Im düsteren Zwielicht schien es fast, als streiche ein flüchtiges Lächeln über seine Lippen.
»Verschwinde«, grollte er mit seinem harten Akzent an Verno gewandt. »Oder ich schlage dir den Schädel ein.«
»Das käme deinem Herrn teuer zu stehen.« Er verzog den Mund zu einem abfälligen Grinsen. »Sei vorsichtig, Wilder. Auch Helden können sterben. Manche haben das Glück, vor den Augen des Publikums zu fallen. Andere ... krepieren hier unten, einfach so, ohne dass es jemand mitbekommt.«
»Willst du mir drohen?«
»Drohen?« Verno stieß ein meckerndes Lachen aus. »Manche Dinge geschehen hier unten einfach. Da schaut jemand einmal nicht hin und schon ...« Vernos Fuß schnellte vor und stieß den Krug um, der neben der Pritsche auf dem Boden stand. Mit einem dumpfen Geräusch kippte er zur Seite, sodass sich das Wasser mit einem Schwall in das Stroh ergoss.

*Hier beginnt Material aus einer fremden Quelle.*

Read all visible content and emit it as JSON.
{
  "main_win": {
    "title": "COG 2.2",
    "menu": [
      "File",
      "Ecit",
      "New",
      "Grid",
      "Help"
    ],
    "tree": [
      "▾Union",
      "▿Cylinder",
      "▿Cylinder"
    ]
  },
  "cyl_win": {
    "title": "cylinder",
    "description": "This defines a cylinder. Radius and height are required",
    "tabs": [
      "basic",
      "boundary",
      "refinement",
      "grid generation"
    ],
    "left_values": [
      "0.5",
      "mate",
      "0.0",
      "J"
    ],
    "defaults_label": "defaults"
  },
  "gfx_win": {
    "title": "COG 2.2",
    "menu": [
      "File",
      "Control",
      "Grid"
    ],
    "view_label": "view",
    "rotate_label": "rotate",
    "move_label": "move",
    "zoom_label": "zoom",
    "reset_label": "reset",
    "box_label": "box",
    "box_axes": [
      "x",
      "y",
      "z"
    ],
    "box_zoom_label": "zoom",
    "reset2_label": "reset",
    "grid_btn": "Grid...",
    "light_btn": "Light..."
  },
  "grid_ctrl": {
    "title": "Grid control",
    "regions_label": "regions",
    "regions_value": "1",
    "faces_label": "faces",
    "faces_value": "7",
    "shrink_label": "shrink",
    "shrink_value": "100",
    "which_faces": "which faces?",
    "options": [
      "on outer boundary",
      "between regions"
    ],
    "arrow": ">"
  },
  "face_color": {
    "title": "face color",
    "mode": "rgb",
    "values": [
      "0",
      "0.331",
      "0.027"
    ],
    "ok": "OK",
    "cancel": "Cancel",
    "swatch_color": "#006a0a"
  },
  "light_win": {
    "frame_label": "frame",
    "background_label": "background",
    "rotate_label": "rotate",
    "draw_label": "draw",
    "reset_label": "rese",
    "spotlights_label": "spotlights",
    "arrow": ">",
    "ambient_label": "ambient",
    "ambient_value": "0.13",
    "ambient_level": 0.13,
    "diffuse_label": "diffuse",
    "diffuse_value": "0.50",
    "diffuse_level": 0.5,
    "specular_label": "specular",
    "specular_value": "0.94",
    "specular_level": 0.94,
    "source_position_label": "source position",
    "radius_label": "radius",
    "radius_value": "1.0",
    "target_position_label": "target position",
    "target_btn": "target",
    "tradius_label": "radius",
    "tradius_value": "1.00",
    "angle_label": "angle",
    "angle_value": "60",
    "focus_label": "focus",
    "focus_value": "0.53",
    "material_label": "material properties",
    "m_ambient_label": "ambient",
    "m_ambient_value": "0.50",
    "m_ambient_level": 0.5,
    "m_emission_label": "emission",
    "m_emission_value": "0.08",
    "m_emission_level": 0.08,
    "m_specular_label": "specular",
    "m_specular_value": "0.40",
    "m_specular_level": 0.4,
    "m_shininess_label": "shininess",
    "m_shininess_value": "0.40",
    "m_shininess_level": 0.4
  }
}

»Du elendes Stück Ogerscheiße!« Ceibhin sprang auf, aber Verno war bereits wieder an der Tür, ehe der Nordländer ihn zu fassen bekam.
»Pass auf, was du tust, Wilder«, höhnte der Gehilfe. »Du hast dir hier unten eine Menge Feinde gemacht. Und du kannst nicht immer bei deinem Mädchen sein. Ich hörte kürzlich, wie die Florios-Gladiatoren darüber sprachen, was sie mit ihr machen wollen, wenn sie an der Reihe sind.« Er bleckte die Zähne in einem boshaften Grinsen. »Das willst du vermutlich gar nicht wissen, aber die Letzte, bei der sie das gemacht haben, ist dabei verendet.«
Ceibhin warf sich in seine Ketten, die bedenklich knirschten. »Du elende Kreatur, wage es nicht, sie anzufassen! Verno lachte nur und zog die Gittertür hinter sich zu. Der Schlüssel quietschte im Schloss, dann humpelte er ohne Eile davon. Inion hörte ihn noch, wie er mit einem der herbeieilenden Gardisten sprach, ehe sich seine Schritte in den Gängen langsam verloren.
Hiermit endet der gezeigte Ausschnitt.